The heroes of the film are this small band of forest saviors and their leader, Bobby Chan, the office-bound lawyer and executive director of the civil society group Palawan NGO Network, Inc., or PNNI. He is repeatedly shown emotionally torn by the risks his colleagues face whenever they leave him behind in the city.

While the conflicted Chan is the brain providing legal cover for unorthodox tactics, the jungle smarts belong to their compelling field commander, Tata Balladares, the former soldier and logger turned avenging eco-warrior.

Early in the film, one of the PNNI “para enforcers,” Ruben Arzaga, speaks earnestly to an unseen interviewer about their quixotic mission. Some moments later, as he and others undertake another perilous operation in the jungles of El Nido, gunshots are heard. The next scene shows Ruben’s family crying over his body in a coffin, which is then carried in a procession on one of Palawan’s picturesque beaches. The motive behind the murder is strongly implied but viewers never find out exactly how he was killed or who could have done it.

Bobby Chan stands in front of chainsaw at PNNI Headquarters. Photo: Thom Pierce
Bobby Chan stands in front of chainsaw at PNNI Headquarters. Photo: Thom Pierce

 

Bobby Chan is wracked by guilt. But they need to keep raiding logging sites at great risk because “no one else will.”

The question is why. Parallel to the narrative of the land defenders’ courage is the sympathetic portrait of El Nido’s youthful mayor, Nieves Rosento, who in the film is campaigning for re-election in 2019 on an environmental platform. But it was never shown, and she wasn’t asked, how she was using the resources of her office to reinforce Bobby Chan and his shoestring operation. One assumes that local taxes from El Nido’s flourishing tourism could fund a few forest rangers, especially if the mayor prides herself on being a fellow crusader for the forests. As Chan seethes, “this is government’s job.”

Yet to illustrate the dangers facing land defenders everywhere, another wake is shown, this time of a government forest ranger presumably killed in the line of duty, and presumably outside El Nido where Bobby Chan’s group strives to fill a vacuum of protection. 

Surely, government is doing far from enough to defend the environment. But Palawan, the nation’s largest province in land area, is actually considered a pioneer in environmental protection in the Philippines. A commercial log ban was imposed there in 1992, long before other provinces, canceling some of the biggest timber concessions in the country. A unique government body, the Palawan Council for Sustainable Development, was created by law and empowered to regulate the use of natural resources in the province.  Despite the illegal logging, it would have been enlightening for the film to show satellite images of forested areas in Palawan and how these changed since the commercial log ban in 1992.

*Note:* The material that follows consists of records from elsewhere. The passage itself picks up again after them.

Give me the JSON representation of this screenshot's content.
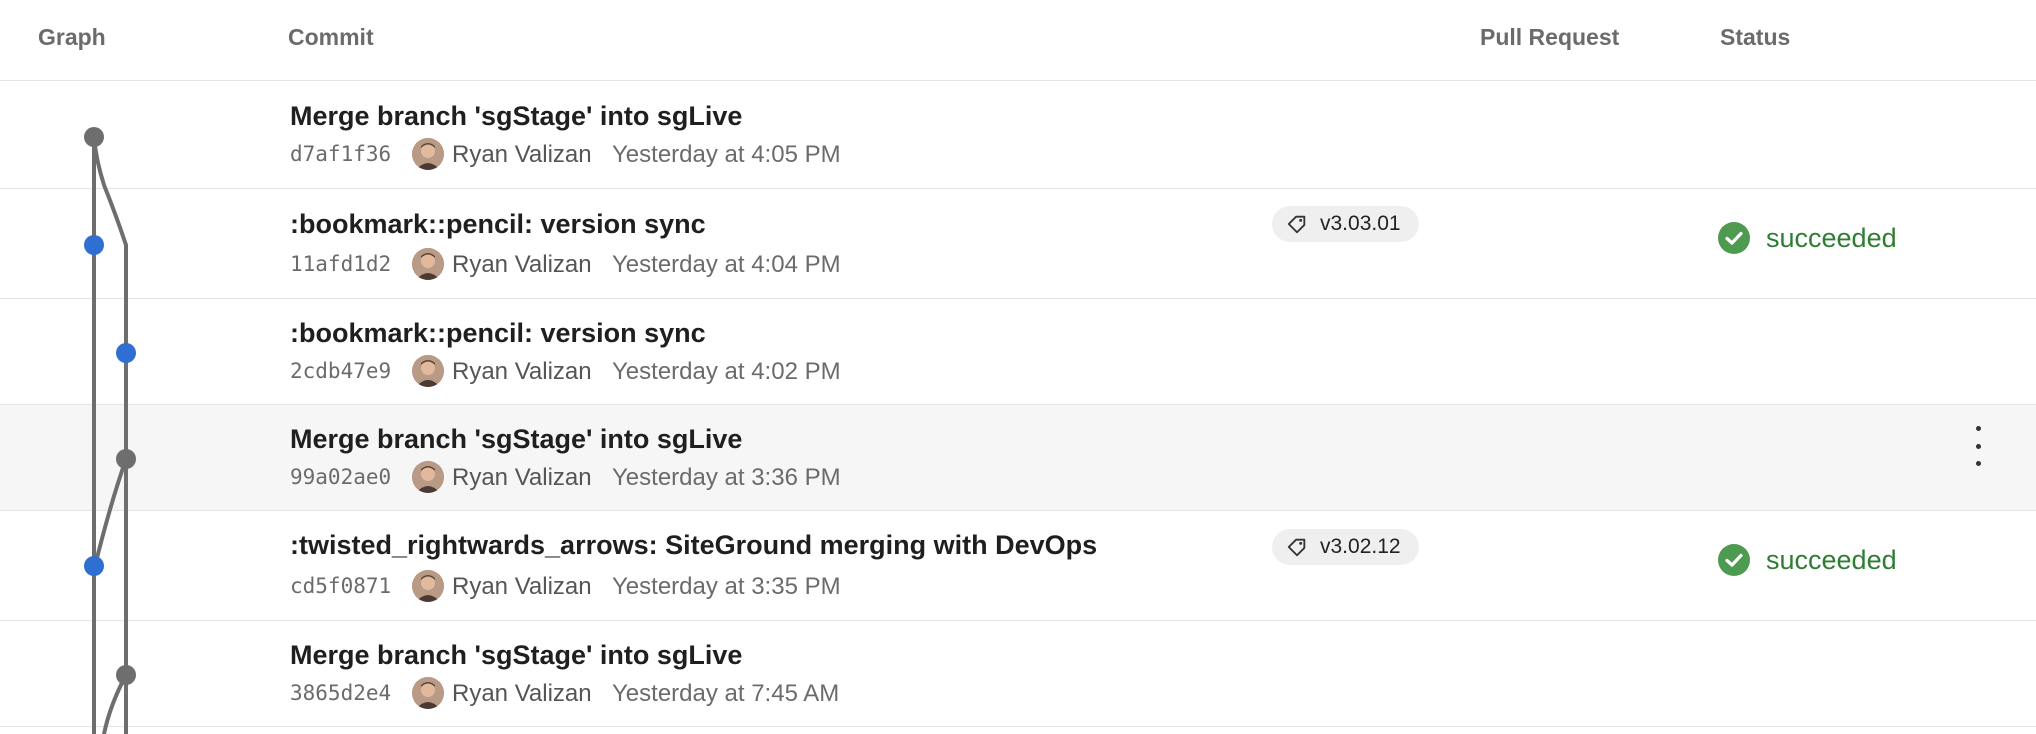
{
  "columns": {
    "graph": "Graph",
    "commit": "Commit",
    "pull_request": "Pull Request",
    "status": "Status"
  },
  "commits": [
    {
      "message": "Merge branch 'sgStage' into sgLive",
      "hash": "d7af1f36",
      "author": "Ryan Valizan",
      "date": "Yesterday at 4:05 PM",
      "tag": "",
      "status": ""
    },
    {
      "message": ":bookmark::pencil: version sync",
      "hash": "11afd1d2",
      "author": "Ryan Valizan",
      "date": "Yesterday at 4:04 PM",
      "tag": "v3.03.01",
      "status": "succeeded"
    },
    {
      "message": ":bookmark::pencil: version sync",
      "hash": "2cdb47e9",
      "author": "Ryan Valizan",
      "date": "Yesterday at 4:02 PM",
      "tag": "",
      "status": ""
    },
    {
      "message": "Merge branch 'sgStage' into sgLive",
      "hash": "99a02ae0",
      "author": "Ryan Valizan",
      "date": "Yesterday at 3:36 PM",
      "tag": "",
      "status": ""
    },
    {
      "message": ":twisted_rightwards_arrows: SiteGround merging with DevOps",
      "hash": "cd5f0871",
      "author": "Ryan Valizan",
      "date": "Yesterday at 3:35 PM",
      "tag": "v3.02.12",
      "status": "succeeded"
    },
    {
      "message": "Merge branch 'sgStage' into sgLive",
      "hash": "3865d2e4",
      "author": "Ryan Valizan",
      "date": "Yesterday at 7:45 AM",
      "tag": "",
      "status": ""
    }
  ],
  "icons": {
    "tag": "tag-icon",
    "status_success": "check-circle-icon",
    "more": "more-vertical-icon"
  },
  "colors": {
    "commit_blue": "#2f6fd1",
    "merge_gray": "#6e6e6e",
    "success_green": "#2e7d32"
  }
}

Even larger threats today probably come from commercial mining and land development, including the tourism boom that El Nido is spearheading, as “Delikado” also makes clear. Both mining and resorts  often require land clearing and tree-felling as well. The governor, Jose Alvarez, is portrayed in the film as a major landowner in the province, with one tribal member claiming to have been threatened to force them to sell their land. Alvarez  refused to be interviewed for the film, which was produced by an international team led by Australian journalist Karl Malakunas.

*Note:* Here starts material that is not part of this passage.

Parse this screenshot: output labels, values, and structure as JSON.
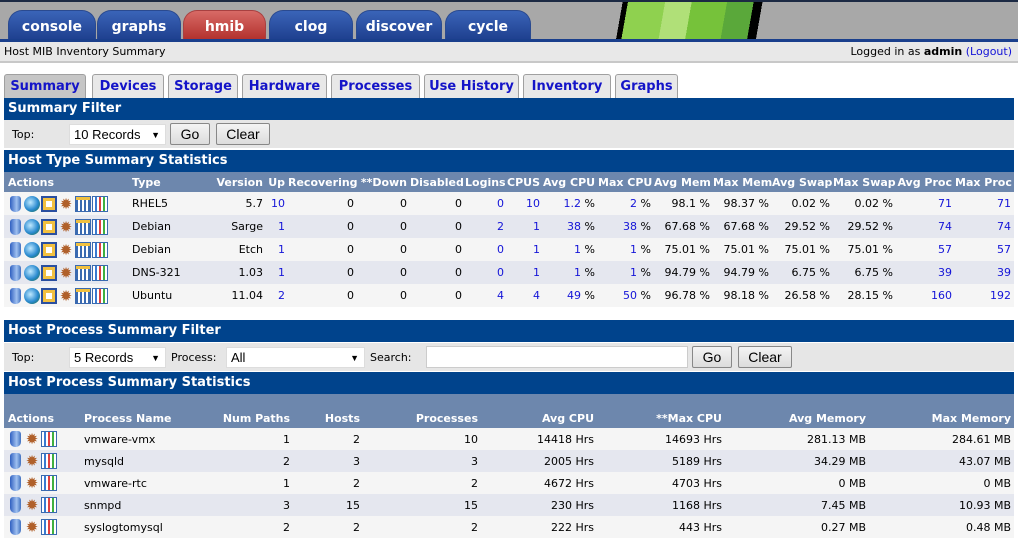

But El Nido’s new mayor, Edna Lim, who defeated the film’s heroine Nieves Rosento in the election, gamely faced the camera and vowed to be pro-business while dancing around the issue of vote-buying.

All these developments do not bode well for Palawan’s environment, the nation’s famed “last frontier.” One thing it has in its favor is this film, currently making the rounds of international film festivals. Its exquisite aerial cinematography of Palawan’s lush but pockmarked forests should inspire more gung-ho activism, while shining a new spotlight on the dangers of defending the land. The film’s local impact however is stymied by limited screenings and its absence online. It hasn’t even been shown in Palawan. When asked why, one of the producers at a private screening replied, “delikado.”